Fidélité : place à l’expérience, à l’émotion, à l’engagement
Les mécaniques classiques résistent : 59 % des consommateurs apprécient les bons d’achat, 48 % les produits offerts. Mais chez la Gen Z, ces leviers cèdent du terrain à d’autres aspirations : 17 % plébiscitent les dons à des associations, 18 % l’accès à des événements VIP, 17 % un support client ultra-personnalisé. La fidélité ne se joue plus uniquement sur la récompense transactionnelle, mais sur la capacité de la marque à nourrir un lien émotionnel, éthique, exclusif.

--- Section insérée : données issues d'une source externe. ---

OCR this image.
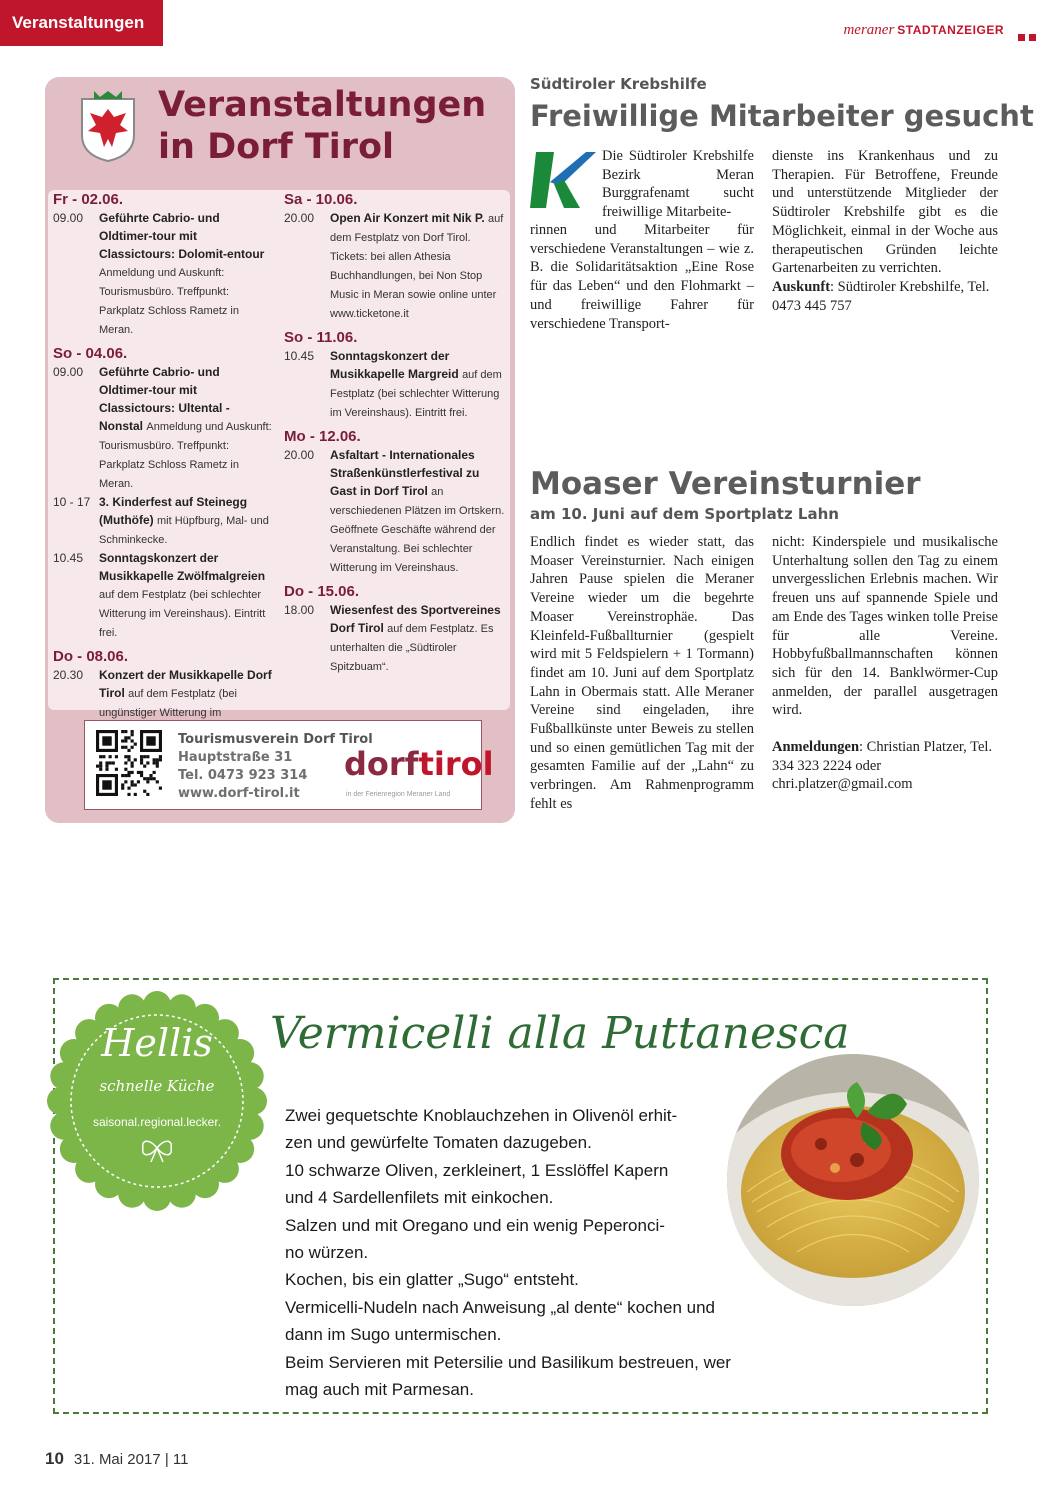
Veranstaltungen	meraner STADTANZEIGER
Veranstaltungen
in Dorf Tirol
Fr - 02.06.
09.00 Geführte Cabrio- und Oldtimer-tour mit Classictours: Dolomit-entour Anmeldung und Auskunft: Tourismusbüro. Treffpunkt: Parkplatz Schloss Rametz in Meran.
So - 04.06.
09.00 Geführte Cabrio- und Oldtimer-tour mit Classictours: Ultental - Nonstal Anmeldung und Auskunft: Tourismusbüro. Treffpunkt: Parkplatz Schloss Rametz in Meran.
10 - 17 3. Kinderfest auf Steinegg (Muthöfe) mit Hüpfburg, Mal- und Schminkecke.
10.45 Sonntagskonzert der Musikkapelle Zwölfmalgreien auf dem Festplatz (bei schlechter Witterung im Vereinshaus). Eintritt frei.
Do - 08.06.
20.30 Konzert der Musikkapelle Dorf Tirol auf dem Festplatz (bei ungünstiger Witterung im
Sa - 10.06.
20.00 Open Air Konzert mit Nik P. auf dem Festplatz von Dorf Tirol. Tickets: bei allen Athesia Buchhandlungen, bei Non Stop Music in Meran sowie online unter www.ticketone.it
So - 11.06.
10.45 Sonntagskonzert der Musikkapelle Margreid auf dem Festplatz (bei schlechter Witterung im Vereinshaus). Eintritt frei.
Mo - 12.06.
20.00 Asfaltart - Internationales Straßenkünstlerfestival zu Gast in Dorf Tirol an verschiedenen Plätzen im Ortskern. Geöffnete Geschäfte während der Veranstaltung. Bei schlechter Witterung im Vereinshaus.
Do - 15.06.
18.00 Wiesenfest des Sportvereines Dorf Tirol auf dem Festplatz. Es unterhalten die „Südtiroler Spitzbuam“.
Tourismusverein Dorf Tirol
Hauptstraße 31
Tel. 0473 923 314
www.dorf-tirol.it
dorftirol
in der Ferienregion Meraner Land
Südtiroler Krebshilfe
Freiwillige Mitarbeiter gesucht
Die Südtiroler Krebshilfe Bezirk Meran Burggrafenamt sucht freiwillige Mitarbeite-
rinnen und Mitarbeiter für verschiedene Veranstaltungen – wie z. B. die Solidaritätsaktion „Eine Rose für das Leben“ und den Flohmarkt – und freiwillige Fahrer für verschiedene Transport-
dienste ins Krankenhaus und zu Therapien. Für Betroffene, Freunde und unterstützende Mitglieder der Südtiroler Krebshilfe gibt es die Möglichkeit, einmal in der Woche aus therapeutischen Gründen leichte Gartenarbeiten zu verrichten.
Auskunft: Südtiroler Krebshilfe, Tel. 0473 445 757
Moaser Vereinsturnier
am 10. Juni auf dem Sportplatz Lahn
Endlich findet es wieder statt, das Moaser Vereinsturnier. Nach einigen Jahren Pause spielen die Meraner Vereine wieder um die begehrte Moaser Vereinstrophäe. Das Kleinfeld-Fußballturnier (gespielt wird mit 5 Feldspielern + 1 Tormann) findet am 10. Juni auf dem Sportplatz Lahn in Obermais statt. Alle Meraner Vereine sind eingeladen, ihre Fußballkünste unter Beweis zu stellen und so einen gemütlichen Tag mit der gesamten Familie auf der „Lahn“ zu verbringen. Am Rahmenprogramm fehlt es
nicht: Kinderspiele und musikalische Unterhaltung sollen den Tag zu einem unvergesslichen Erlebnis machen. Wir freuen uns auf spannende Spiele und am Ende des Tages winken tolle Preise für alle Vereine. Hobbyfußballmannschaften können sich für den 14. Banklwörmer-Cup anmelden, der parallel ausgetragen wird.
Anmeldungen: Christian Platzer, Tel. 334 323 2224 oder chri.platzer@gmail.com
Hellis
schnelle Küche
saisonal.regional.lecker.
Vermicelli alla Puttanesca
Zwei gequetschte Knoblauchzehen in Olivenöl erhit-
zen und gewürfelte Tomaten dazugeben.
10 schwarze Oliven, zerkleinert, 1 Esslöffel Kapern
und 4 Sardellenfilets mit einkochen.
Salzen und mit Oregano und ein wenig Peperonci-
no würzen.
Kochen, bis ein glatter „Sugo“ entsteht.
Vermicelli-Nudeln nach Anweisung „al dente“ kochen und
dann im Sugo untermischen.
Beim Servieren mit Petersilie und Basilikum bestreuen, wer
mag auch mit Parmesan.
10 31. Mai 2017 | 11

Pop-up stores : les jeunes veulent vivre leur marque « en vrai »
70 % des Gen Z et Gen Y sont prêts à se déplacer dans un pop-up store de leur enseigne préférée. Ce chiffre monte encore chez les acheteurs à panier moyen élevé (>150 €/mois). Ces formats éphémères incarnent la marque, créent de la rareté et une connivence événementielle. Ils reconnectent l’online au réel, dans un cadre scénarisé.
À l’heure où les foncières se réinventent, ces espaces hybrides deviennent des hubs expérientiels à fort potentiel de conversion.
Mobile, QR codes, IA : la tech séduit les plus jeunes
Le smartphone est le prolongement naturel du parcours d’achat pour la Gen Z : 63 % sont à l’aise avec le paiement mobile en magasin ; 77 % utilisent volontiers les QR codes pour en savoir plus sur un produit ; plus d’un sur deux se montre réceptif à l’essayage virtuel ou aux chatbots alimentés par l’IA.
La technologie n’est pas un gadget : elle est attendue, pourvu qu’elle simplifie l’achat ou enrichisse l’expérience.
Vers une segmentation comportementale, plus que générationnelle
L’étude déconstruit plusieurs idées reçues : la gratuité n’est pas systématiquement un déclencheur d’achat ; les jeunes ne désertent pas les magasins ; tous les consommateurs ne réagissent pas aux mêmes mécaniques de fidélité. Ce que révèle l’enquête, c’est la diversité des attentes selon les usages, les moments de vie, les pratiques. Le levier générationnel reste pertinent, mais il doit être complété par une lecture plus fine des comportements.